Not surprisingly, Big Cannabis interests in the state not only support the proposed bill but are actively lobbying for its passage. 


"The main intent I think we would all agree to is that there is a phenomenal amount of unregulated, unlicensed, untested cannabis products on gas station shelves and convenience store shelves, and they don't go through any regulated process. Teens have access to this, and this bill attempts to capture that to prevent that," said Scott Rudder of the New Jersey CannaBusiness Association.


"The main intent I think we would all agree to is that there is a phenomenal amount of unregulated, unlicensed, untested cannabis products on gas station shelves and convenience store shelves, and they don't go through any regulated process. Teens have access to this, and this bill attempts to capture that to prevent that."

- Scott Rudder of the New Jersey CannaBusiness Association


Following an hour of testimony, the measure advanced out of the Senate Judiciary Committee Thursday by a 6–2 vote. While many of those speaking before the committee support the overall goals of the measure, they differ sharply over the details.


Much of the division over the bill's specifics centers on how to handle low-dose THC hemp-derived beverages, with brewery owners and liquor industry representatives opposing any provisions aimed at barring the sale of the popular IHD drinks. One of those individuals is Eric Orlando of the Brewers Guild of New Jersey, who suggested allowing alcohol licensees to apply for a special cannabis license, enabling them to manufacture and sell hemp beverages legally.


"We're not opposed to regulating these products, but we think we should afford local manufacturers the ability to produce and sell these beverages," he said.


"We're not opposed to regulating these products, but we think we should afford local manufacturers the ability to produce and sell these beverages."

- Eric Orlando of the Brewers Guild of New Jersey


Many critics of the bill also point out the preposterous cap of 2.5 MG of THC per drink. At that extremely low level, most people would not feel much, if any, intoxicating effects. Even the state's current legal limit of 5 MG per beverage is far too low to have any potentially harmful repercussions. 

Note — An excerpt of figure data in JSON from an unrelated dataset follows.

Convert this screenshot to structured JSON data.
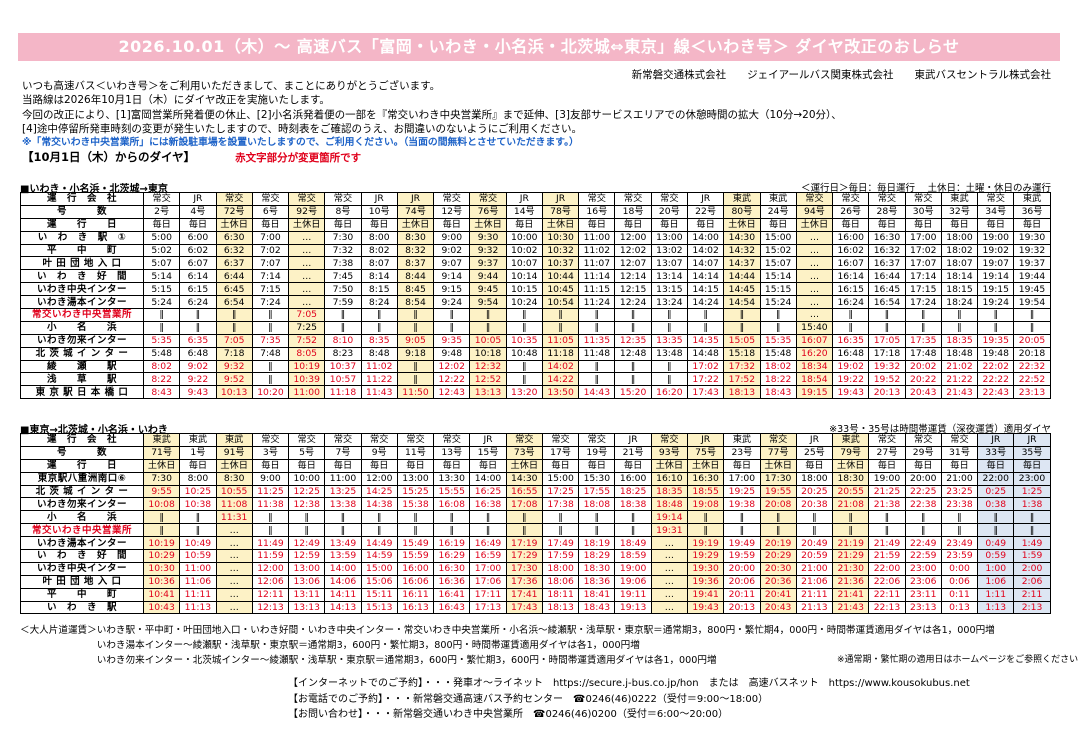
{
  "banner": "2026.10.01（木）～ 高速バス「富岡・いわき・小名浜・北茨城⇔東京」線＜いわき号＞ ダイヤ改正のおしらせ",
  "companies": "新常磐交通株式会社　　ジェイアールバス関東株式会社　　東武バスセントラル株式会社",
  "intro": [
    "いつも高速バス＜いわき号＞をご利用いただきまして、まことにありがとうございます。",
    "当路線は2026年10月1日（木）にダイヤ改正を実施いたします。",
    "今回の改正により、[1]富岡営業所発着便の休止、[2]小名浜発着便の一部を『常交いわき中央営業所』まで延伸、[3]友部サービスエリアでの休憩時間の拡大（10分→20分）、",
    "[4]途中停留所発車時刻の変更が発生いたしますので、時刻表をご確認のうえ、お間違いのないようにご利用ください。"
  ],
  "note_blue": "※「常交いわき中央営業所」には新設駐車場を設置いたしますので、ご利用ください。（当面の間無料とさせていただきます。）",
  "date_label": "【10月1日（木）からのダイヤ】",
  "red_hint": "赤文字部分が変更箇所です",
  "down": {
    "title": "■いわき・小名浜・北茨城→東京",
    "note": "＜運行日＞毎日：毎日運行　 土休日：土曜・休日のみ運行",
    "header_labels": [
      "運　行　会　社",
      "号　　　数",
      "運　　行　　日"
    ],
    "ops": [
      "常交",
      "JR",
      "常交",
      "常交",
      "常交",
      "常交",
      "JR",
      "JR",
      "常交",
      "常交",
      "JR",
      "JR",
      "常交",
      "常交",
      "常交",
      "JR",
      "東武",
      "東武",
      "常交",
      "常交",
      "常交",
      "常交",
      "東武",
      "常交",
      "東武"
    ],
    "nums": [
      "2号",
      "4号",
      "72号",
      "6号",
      "92号",
      "8号",
      "10号",
      "74号",
      "12号",
      "76号",
      "14号",
      "78号",
      "16号",
      "18号",
      "20号",
      "22号",
      "80号",
      "24号",
      "94号",
      "26号",
      "28号",
      "30号",
      "32号",
      "34号",
      "36号"
    ],
    "days": [
      "毎日",
      "毎日",
      "土休日",
      "毎日",
      "土休日",
      "毎日",
      "毎日",
      "土休日",
      "毎日",
      "土休日",
      "毎日",
      "土休日",
      "毎日",
      "毎日",
      "毎日",
      "毎日",
      "土休日",
      "毎日",
      "土休日",
      "毎日",
      "毎日",
      "毎日",
      "毎日",
      "毎日",
      "毎日"
    ],
    "hl": [
      2,
      4,
      7,
      9,
      11,
      16,
      18
    ],
    "stops": [
      {
        "name": "い　わ　き　駅　①",
        "red": false,
        "times": [
          "5:00",
          "6:00",
          "6:30",
          "7:00",
          "…",
          "7:30",
          "8:00",
          "8:30",
          "9:00",
          "9:30",
          "10:00",
          "10:30",
          "11:00",
          "12:00",
          "13:00",
          "14:00",
          "14:30",
          "15:00",
          "…",
          "16:00",
          "16:30",
          "17:00",
          "18:00",
          "19:00",
          "19:30"
        ],
        "redcells": []
      },
      {
        "name": "平　　中　　町",
        "red": false,
        "times": [
          "5:02",
          "6:02",
          "6:32",
          "7:02",
          "…",
          "7:32",
          "8:02",
          "8:32",
          "9:02",
          "9:32",
          "10:02",
          "10:32",
          "11:02",
          "12:02",
          "13:02",
          "14:02",
          "14:32",
          "15:02",
          "…",
          "16:02",
          "16:32",
          "17:02",
          "18:02",
          "19:02",
          "19:32"
        ],
        "redcells": []
      },
      {
        "name": "叶 田 団 地 入 口",
        "red": false,
        "times": [
          "5:07",
          "6:07",
          "6:37",
          "7:07",
          "…",
          "7:38",
          "8:07",
          "8:37",
          "9:07",
          "9:37",
          "10:07",
          "10:37",
          "11:07",
          "12:07",
          "13:07",
          "14:07",
          "14:37",
          "15:07",
          "…",
          "16:07",
          "16:37",
          "17:07",
          "18:07",
          "19:07",
          "19:37"
        ],
        "redcells": []
      },
      {
        "name": "い　わ　き　好　間",
        "red": false,
        "times": [
          "5:14",
          "6:14",
          "6:44",
          "7:14",
          "…",
          "7:45",
          "8:14",
          "8:44",
          "9:14",
          "9:44",
          "10:14",
          "10:44",
          "11:14",
          "12:14",
          "13:14",
          "14:14",
          "14:44",
          "15:14",
          "…",
          "16:14",
          "16:44",
          "17:14",
          "18:14",
          "19:14",
          "19:44"
        ],
        "redcells": []
      },
      {
        "name": "いわき中央インター",
        "red": false,
        "times": [
          "5:15",
          "6:15",
          "6:45",
          "7:15",
          "…",
          "7:50",
          "8:15",
          "8:45",
          "9:15",
          "9:45",
          "10:15",
          "10:45",
          "11:15",
          "12:15",
          "13:15",
          "14:15",
          "14:45",
          "15:15",
          "…",
          "16:15",
          "16:45",
          "17:15",
          "18:15",
          "19:15",
          "19:45"
        ],
        "redcells": []
      },
      {
        "name": "いわき湯本インター",
        "red": false,
        "times": [
          "5:24",
          "6:24",
          "6:54",
          "7:24",
          "…",
          "7:59",
          "8:24",
          "8:54",
          "9:24",
          "9:54",
          "10:24",
          "10:54",
          "11:24",
          "12:24",
          "13:24",
          "14:24",
          "14:54",
          "15:24",
          "…",
          "16:24",
          "16:54",
          "17:24",
          "18:24",
          "19:24",
          "19:54"
        ],
        "redcells": []
      },
      {
        "name": "常交いわき中央営業所",
        "red": true,
        "times": [
          "‖",
          "‖",
          "‖",
          "‖",
          "7:05",
          "‖",
          "‖",
          "‖",
          "‖",
          "‖",
          "‖",
          "‖",
          "‖",
          "‖",
          "‖",
          "‖",
          "‖",
          "‖",
          "…",
          "‖",
          "‖",
          "‖",
          "‖",
          "‖",
          "‖"
        ],
        "redcells": [
          4
        ]
      },
      {
        "name": "小　　名　　浜",
        "red": false,
        "times": [
          "‖",
          "‖",
          "‖",
          "‖",
          "7:25",
          "‖",
          "‖",
          "‖",
          "‖",
          "‖",
          "‖",
          "‖",
          "‖",
          "‖",
          "‖",
          "‖",
          "‖",
          "‖",
          "15:40",
          "‖",
          "‖",
          "‖",
          "‖",
          "‖",
          "‖"
        ],
        "redcells": []
      },
      {
        "name": "いわき勿来インター",
        "red": false,
        "times": [
          "5:35",
          "6:35",
          "7:05",
          "7:35",
          "7:52",
          "8:10",
          "8:35",
          "9:05",
          "9:35",
          "10:05",
          "10:35",
          "11:05",
          "11:35",
          "12:35",
          "13:35",
          "14:35",
          "15:05",
          "15:35",
          "16:07",
          "16:35",
          "17:05",
          "17:35",
          "18:35",
          "19:35",
          "20:05"
        ],
        "redcells": "all"
      },
      {
        "name": "北 茨 城 イ ン タ ー",
        "red": false,
        "times": [
          "5:48",
          "6:48",
          "7:18",
          "7:48",
          "8:05",
          "8:23",
          "8:48",
          "9:18",
          "9:48",
          "10:18",
          "10:48",
          "11:18",
          "11:48",
          "12:48",
          "13:48",
          "14:48",
          "15:18",
          "15:48",
          "16:20",
          "16:48",
          "17:18",
          "17:48",
          "18:48",
          "19:48",
          "20:18"
        ],
        "redcells": [
          4,
          18
        ]
      },
      {
        "name": "綾　　瀬　　駅",
        "red": false,
        "times": [
          "8:02",
          "9:02",
          "9:32",
          "‖",
          "10:19",
          "10:37",
          "11:02",
          "‖",
          "12:02",
          "12:32",
          "‖",
          "14:02",
          "‖",
          "‖",
          "‖",
          "17:02",
          "17:32",
          "18:02",
          "18:34",
          "19:02",
          "19:32",
          "20:02",
          "21:02",
          "22:02",
          "22:32"
        ],
        "redcells": "all"
      },
      {
        "name": "浅　　草　　駅",
        "red": false,
        "times": [
          "8:22",
          "9:22",
          "9:52",
          "‖",
          "10:39",
          "10:57",
          "11:22",
          "‖",
          "12:22",
          "12:52",
          "‖",
          "14:22",
          "‖",
          "‖",
          "‖",
          "17:22",
          "17:52",
          "18:22",
          "18:54",
          "19:22",
          "19:52",
          "20:22",
          "21:22",
          "22:22",
          "22:52"
        ],
        "redcells": "all"
      },
      {
        "name": "東 京 駅 日 本 橋 口",
        "red": false,
        "times": [
          "8:43",
          "9:43",
          "10:13",
          "10:20",
          "11:00",
          "11:18",
          "11:43",
          "11:50",
          "12:43",
          "13:13",
          "13:20",
          "13:50",
          "14:43",
          "15:20",
          "16:20",
          "17:43",
          "18:13",
          "18:43",
          "19:15",
          "19:43",
          "20:13",
          "20:43",
          "21:43",
          "22:43",
          "23:13"
        ],
        "redcells": "all"
      }
    ]
  },
  "up": {
    "title": "■東京→北茨城・小名浜・いわき",
    "note": "※33号・35号は時間帯運賃（深夜運賃）適用ダイヤ",
    "header_labels": [
      "運　行　会　社",
      "号　　　数",
      "運　　行　　日"
    ],
    "ops": [
      "東武",
      "東武",
      "東武",
      "常交",
      "常交",
      "常交",
      "常交",
      "常交",
      "常交",
      "JR",
      "常交",
      "常交",
      "常交",
      "JR",
      "常交",
      "JR",
      "東武",
      "常交",
      "JR",
      "東武",
      "常交",
      "常交",
      "常交",
      "JR",
      "JR"
    ],
    "nums": [
      "71号",
      "1号",
      "91号",
      "3号",
      "5号",
      "7号",
      "9号",
      "11号",
      "13号",
      "15号",
      "73号",
      "17号",
      "19号",
      "21号",
      "93号",
      "75号",
      "23号",
      "77号",
      "25号",
      "79号",
      "27号",
      "29号",
      "31号",
      "33号",
      "35号"
    ],
    "days": [
      "土休日",
      "毎日",
      "土休日",
      "毎日",
      "毎日",
      "毎日",
      "毎日",
      "毎日",
      "毎日",
      "毎日",
      "土休日",
      "毎日",
      "毎日",
      "毎日",
      "土休日",
      "土休日",
      "毎日",
      "土休日",
      "毎日",
      "土休日",
      "毎日",
      "毎日",
      "毎日",
      "毎日",
      "毎日"
    ],
    "hl": [
      0,
      2,
      10,
      14,
      15,
      17,
      19
    ],
    "lb": [
      23,
      24
    ],
    "stops": [
      {
        "name": "東京駅八重洲南口⑥",
        "red": false,
        "times": [
          "7:30",
          "8:00",
          "8:30",
          "9:00",
          "10:00",
          "11:00",
          "12:00",
          "13:00",
          "13:30",
          "14:00",
          "14:30",
          "15:00",
          "15:30",
          "16:00",
          "16:10",
          "16:30",
          "17:00",
          "17:30",
          "18:00",
          "18:30",
          "19:00",
          "20:00",
          "21:00",
          "22:00",
          "23:00"
        ],
        "redcells": []
      },
      {
        "name": "北 茨 城 イ ン タ ー",
        "red": false,
        "times": [
          "9:55",
          "10:25",
          "10:55",
          "11:25",
          "12:25",
          "13:25",
          "14:25",
          "15:25",
          "15:55",
          "16:25",
          "16:55",
          "17:25",
          "17:55",
          "18:25",
          "18:35",
          "18:55",
          "19:25",
          "19:55",
          "20:25",
          "20:55",
          "21:25",
          "22:25",
          "23:25",
          "0:25",
          "1:25"
        ],
        "redcells": "all"
      },
      {
        "name": "いわき勿来インター",
        "red": false,
        "times": [
          "10:08",
          "10:38",
          "11:08",
          "11:38",
          "12:38",
          "13:38",
          "14:38",
          "15:38",
          "16:08",
          "16:38",
          "17:08",
          "17:38",
          "18:08",
          "18:38",
          "18:48",
          "19:08",
          "19:38",
          "20:08",
          "20:38",
          "21:08",
          "21:38",
          "22:38",
          "23:38",
          "0:38",
          "1:38"
        ],
        "redcells": "all"
      },
      {
        "name": "小　　名　　浜",
        "red": false,
        "times": [
          "‖",
          "‖",
          "11:31",
          "‖",
          "‖",
          "‖",
          "‖",
          "‖",
          "‖",
          "‖",
          "‖",
          "‖",
          "‖",
          "‖",
          "19:14",
          "‖",
          "‖",
          "‖",
          "‖",
          "‖",
          "‖",
          "‖",
          "‖",
          "‖",
          "‖"
        ],
        "redcells": [
          2,
          14
        ]
      },
      {
        "name": "常交いわき中央営業所",
        "red": true,
        "times": [
          "‖",
          "‖",
          "…",
          "‖",
          "‖",
          "‖",
          "‖",
          "‖",
          "‖",
          "‖",
          "‖",
          "‖",
          "‖",
          "‖",
          "19:31",
          "‖",
          "‖",
          "‖",
          "‖",
          "‖",
          "‖",
          "‖",
          "‖",
          "‖",
          "‖"
        ],
        "redcells": [
          14
        ]
      },
      {
        "name": "いわき湯本インター",
        "red": false,
        "times": [
          "10:19",
          "10:49",
          "…",
          "11:49",
          "12:49",
          "13:49",
          "14:49",
          "15:49",
          "16:19",
          "16:49",
          "17:19",
          "17:49",
          "18:19",
          "18:49",
          "…",
          "19:19",
          "19:49",
          "20:19",
          "20:49",
          "21:19",
          "21:49",
          "22:49",
          "23:49",
          "0:49",
          "1:49"
        ],
        "redcells": "all"
      },
      {
        "name": "い　わ　き　好　間",
        "red": false,
        "times": [
          "10:29",
          "10:59",
          "…",
          "11:59",
          "12:59",
          "13:59",
          "14:59",
          "15:59",
          "16:29",
          "16:59",
          "17:29",
          "17:59",
          "18:29",
          "18:59",
          "…",
          "19:29",
          "19:59",
          "20:29",
          "20:59",
          "21:29",
          "21:59",
          "22:59",
          "23:59",
          "0:59",
          "1:59"
        ],
        "redcells": "all"
      },
      {
        "name": "いわき中央インター",
        "red": false,
        "times": [
          "10:30",
          "11:00",
          "…",
          "12:00",
          "13:00",
          "14:00",
          "15:00",
          "16:00",
          "16:30",
          "17:00",
          "17:30",
          "18:00",
          "18:30",
          "19:00",
          "…",
          "19:30",
          "20:00",
          "20:30",
          "21:00",
          "21:30",
          "22:00",
          "23:00",
          "0:00",
          "1:00",
          "2:00"
        ],
        "redcells": "all"
      },
      {
        "name": "叶 田 団 地 入 口",
        "red": false,
        "times": [
          "10:36",
          "11:06",
          "…",
          "12:06",
          "13:06",
          "14:06",
          "15:06",
          "16:06",
          "16:36",
          "17:06",
          "17:36",
          "18:06",
          "18:36",
          "19:06",
          "…",
          "19:36",
          "20:06",
          "20:36",
          "21:06",
          "21:36",
          "22:06",
          "23:06",
          "0:06",
          "1:06",
          "2:06"
        ],
        "redcells": "all"
      },
      {
        "name": "平　　中　　町",
        "red": false,
        "times": [
          "10:41",
          "11:11",
          "…",
          "12:11",
          "13:11",
          "14:11",
          "15:11",
          "16:11",
          "16:41",
          "17:11",
          "17:41",
          "18:11",
          "18:41",
          "19:11",
          "…",
          "19:41",
          "20:11",
          "20:41",
          "21:11",
          "21:41",
          "22:11",
          "23:11",
          "0:11",
          "1:11",
          "2:11"
        ],
        "redcells": "all"
      },
      {
        "name": "い　わ　き　駅",
        "red": false,
        "times": [
          "10:43",
          "11:13",
          "…",
          "12:13",
          "13:13",
          "14:13",
          "15:13",
          "16:13",
          "16:43",
          "17:13",
          "17:43",
          "18:13",
          "18:43",
          "19:13",
          "…",
          "19:43",
          "20:13",
          "20:43",
          "21:13",
          "21:43",
          "22:13",
          "23:13",
          "0:13",
          "1:13",
          "2:13"
        ],
        "redcells": "all"
      }
    ]
  },
  "fares": [
    "＜大人片道運賃＞いわき駅・平中町・叶田団地入口・いわき好間・いわき中央インター・常交いわき中央営業所・小名浜～綾瀬駅・浅草駅・東京駅＝通常期3，800円・繁忙期4，000円・時間帯運賃適用ダイヤは各1，000円増",
    "　　　　　　　　いわき湯本インター～綾瀬駅・浅草駅・東京駅＝通常期3，600円・繁忙期3，800円・時間帯運賃適用ダイヤは各1，000円増",
    "　　　　　　　　いわき勿来インター・北茨城インター～綾瀬駅・浅草駅・東京駅＝通常期3，600円・繁忙期3，600円・時間帯運賃適用ダイヤは各1，000円増"
  ],
  "fare_note": "※通常期・繁忙期の適用日はホームページをご参照ください",
  "contacts": [
    "【インターネットでのご予約】・・・発車オ～ライネット　https://secure.j-bus.co.jp/hon　または　高速バスネット　https://www.kousokubus.net",
    "【お電話でのご予約】・・・新常磐交通高速バス予約センター　☎0246(46)0222（受付＝9:00～18:00）",
    "【お問い合わせ】・・・新常磐交通いわき中央営業所　☎0246(46)0200（受付＝6:00～20:00）"
  ]
}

"We're talking about a 12-ounce can that might have 5 milligrams of THC. You'd have to drink 30 of these cans to equal what it is in a joint," said Joe Grabowski, owner of Sarene Craft Beer Distributors.

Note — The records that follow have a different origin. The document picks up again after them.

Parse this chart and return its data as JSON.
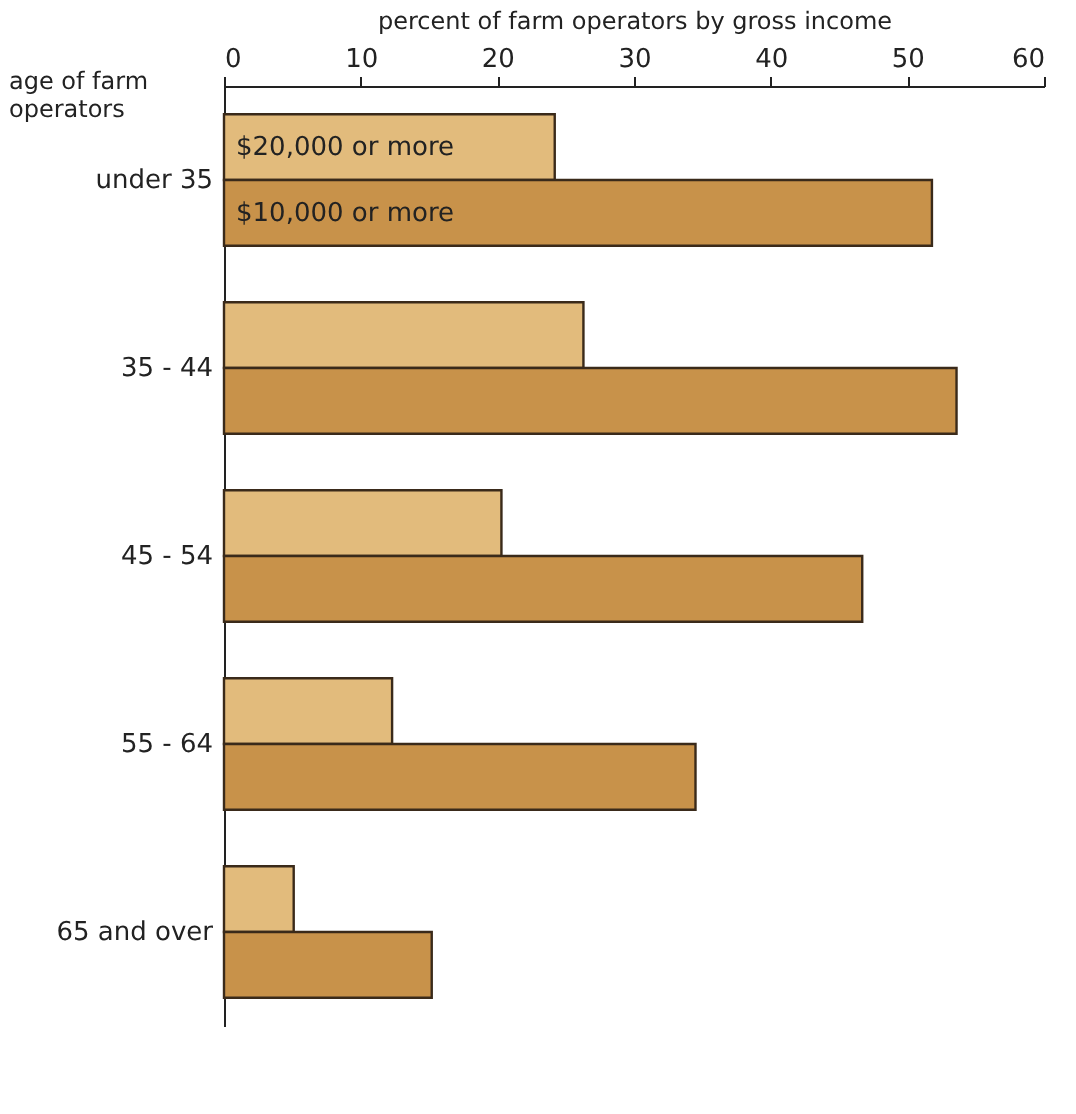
{
  "chart_data": {
    "type": "bar",
    "orientation": "horizontal",
    "xlabel": "percent of farm operators by gross income",
    "ylabel": "age of farm operators",
    "categories": [
      "under 35",
      "35 - 44",
      "45 - 54",
      "55 - 64",
      "65 and over"
    ],
    "series": [
      {
        "name": "$20,000 or more",
        "color": "#e2bb7c",
        "values": [
          24.2,
          26.3,
          20.3,
          12.3,
          5.1
        ]
      },
      {
        "name": "$10,000 or more",
        "color": "#c8924a",
        "values": [
          51.8,
          53.6,
          46.7,
          34.5,
          15.2
        ]
      }
    ],
    "xlim": [
      0,
      60
    ],
    "xticks": [
      0,
      10,
      20,
      30,
      40,
      50,
      60
    ],
    "grid": false,
    "legend": false
  }
}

"We're talking about a 12-ounce can that might have 5 milligrams of THC. You'd have to drink 30 of these cans to equal what it is in a joint."

- Joe Grabowski, Owner of Sarene Craft Beer Distributors


The measure still has a long way to go before becoming law. It must still face the gauntlet of the Senate Budget Committee before heading to the Senate floor for a vote. During that tenuous and treacherous journey, the bill is sure to undergo numerous alterations if it makes it out of the committee process at all.